Akşam geç saatte uçan arılar,  parazit baskısı veya yön kaybı belirtisidir, kışın erken çökme olasılığı yüksek olabilir.
Kış arısı fazla olan kolonilerde arılar daha tombul, parlak, sakin görünür. Yaz arısı baskın koloniler daha küçük, hızlı titreşimli ve saldırgan davranır, bu koloni kışın çökebilir.

Her bal eşit değildir. Bazı bitki balları kış için “ağır”dır. Ayçiçeği, pamuk, kolza (kanola) balı = yüksek kristalleşme riski, arılar ulaşamayabilir. Yonca, kekik, üçgül, dağ çiçekleri = ideal kış balıdır.
Kasım ayında kovan önünde “yerde yürüyen ama uçamayan” 1–2 arı bile varsa, bu durum erken sinyaldir.Ekim sonunda 2–3 yürüyen arı görülen kolonilerin, Aralık sonuna kadar %50’si çöktüğü konusunda bilimsel bir araştırma vardır.
Soğuk havada bile giriş deliğinde sürekli “kanat çırpma” varsa, bu karbondioksit dengesizliği anlamına gelir.

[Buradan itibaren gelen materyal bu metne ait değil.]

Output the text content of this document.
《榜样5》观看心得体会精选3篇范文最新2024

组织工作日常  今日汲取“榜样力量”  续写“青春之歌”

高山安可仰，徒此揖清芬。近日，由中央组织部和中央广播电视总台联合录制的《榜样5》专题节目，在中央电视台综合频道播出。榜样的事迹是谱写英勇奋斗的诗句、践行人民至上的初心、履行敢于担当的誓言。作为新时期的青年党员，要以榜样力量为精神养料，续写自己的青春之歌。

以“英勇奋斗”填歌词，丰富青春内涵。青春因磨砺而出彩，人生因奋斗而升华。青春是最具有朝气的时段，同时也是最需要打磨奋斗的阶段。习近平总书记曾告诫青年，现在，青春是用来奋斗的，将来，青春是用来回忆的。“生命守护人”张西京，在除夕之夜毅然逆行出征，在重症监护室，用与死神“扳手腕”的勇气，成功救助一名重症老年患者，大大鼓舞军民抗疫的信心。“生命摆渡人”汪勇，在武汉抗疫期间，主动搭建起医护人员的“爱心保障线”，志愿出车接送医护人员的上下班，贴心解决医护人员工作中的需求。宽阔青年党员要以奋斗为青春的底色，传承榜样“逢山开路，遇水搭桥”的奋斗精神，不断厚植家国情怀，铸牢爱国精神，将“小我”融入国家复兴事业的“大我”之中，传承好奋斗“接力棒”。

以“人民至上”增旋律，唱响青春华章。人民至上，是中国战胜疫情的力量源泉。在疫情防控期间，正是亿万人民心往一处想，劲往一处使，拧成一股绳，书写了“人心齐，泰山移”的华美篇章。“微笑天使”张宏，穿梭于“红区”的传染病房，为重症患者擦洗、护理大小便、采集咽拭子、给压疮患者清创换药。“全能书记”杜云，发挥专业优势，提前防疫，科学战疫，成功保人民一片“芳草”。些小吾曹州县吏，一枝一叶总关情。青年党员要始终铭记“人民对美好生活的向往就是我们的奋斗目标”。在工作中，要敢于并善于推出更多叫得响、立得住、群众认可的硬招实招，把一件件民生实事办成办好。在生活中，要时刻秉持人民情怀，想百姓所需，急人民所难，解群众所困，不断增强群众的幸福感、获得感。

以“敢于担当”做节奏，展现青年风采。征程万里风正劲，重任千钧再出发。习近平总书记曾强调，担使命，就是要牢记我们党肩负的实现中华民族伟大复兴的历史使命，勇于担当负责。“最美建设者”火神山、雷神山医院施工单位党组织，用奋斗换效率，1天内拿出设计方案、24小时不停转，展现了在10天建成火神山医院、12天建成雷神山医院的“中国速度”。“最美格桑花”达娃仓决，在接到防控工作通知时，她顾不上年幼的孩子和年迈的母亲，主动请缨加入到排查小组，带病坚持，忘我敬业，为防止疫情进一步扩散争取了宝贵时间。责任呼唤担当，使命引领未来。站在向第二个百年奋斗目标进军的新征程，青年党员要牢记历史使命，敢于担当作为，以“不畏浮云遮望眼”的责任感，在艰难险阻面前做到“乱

Ya alt havalandırma kapalıdır, ya kovan çok sıkıştırılmıştır. Kış kümesi içindeki CO₂ %5 üzerine çıktığında arılar “uyku moduna” geçer ve erken ölümler başlar.Üst kapağı kısa süre açtığında yoğun nem buharı çıkıyorsa, içeride CO₂ birikmiştir.

Kış öncesi akşam saatinde, kovanın yanına hafifçe parmağınızla vurun. Sağlıklı koloni kısa bir “vızz” yapar, sonra sessizleşir.
Zayıf veya anasız koloni ise uzun, sinirli bir uğultuya girer.
Elinizi uçuş deliğine yaklaştırın. Ilık bir hava hissediyorsanız salkım aktif ve dengelidir.
Tamamen soğuksa küme çok küçülmüş veya merkezde olmayabilir. Soğuk hava çıkan (negatif hava akımı) kovanlar, genellikle içeride fazla nem biriktirir.

Bu kolonilerde Şubat sonunda Nosema görülme oranı %40 daha yüksektir.
Eski peteklerde (3+ yıllık) mantar sporları ve bakteri kalıntıları bulunur. Kış boyunca nemle birleşince bu mikroorganizmalar çoğalır ve arı bağırsak florasını bozar. Bu yüzden küçük kolonileri eski peteklerde değil, yeni kahverengileşmiş petekte kışlatmak gerekir.
Arı kümesi genelde balın altında oluşur. Eğer küme çok yana kaymışsa, kışın yön değiştiremez ve açlıktan ölür. Kasım kontrolünde çerçevelerin üst kısmında arılar bal sıralarının tam ortasında olmalıdır.

Yana küme” yapan kolonilerde ölüm oranı, merkezde kümelenenlere göre 3 kat daha yüksektir. Küme hangi taraftaysa, yanındaki dolu çerçeveleri o tarafa yaklaştırmak yararlı olabilir.
Çok sessiz kalan, hiçbir uğultu vermeyen koloni genellikle hipoaktif ya da anasızdır. Sağlıklı koloni “sakin ama canlı” uğultu yapar. Sessizlik = metabolik düşüş veya ölüm kümesinin ilk evresi olabilir.
Bazı koloniler Kasım’da bal kokusunu azaltır, yani kovanın dışı bal gibi kokmaz. Bu, arıların yağmacılardan ve avcılardan  “gizlenme davranışı”dır. Bu davranış genellikle kış arısı dengesi iyi, varroa baskısı düşük kolonilerde görülür. İlginç ama güvenli bir işarettir. Bu kovanlar genelde bahara çok güçlü çıkar.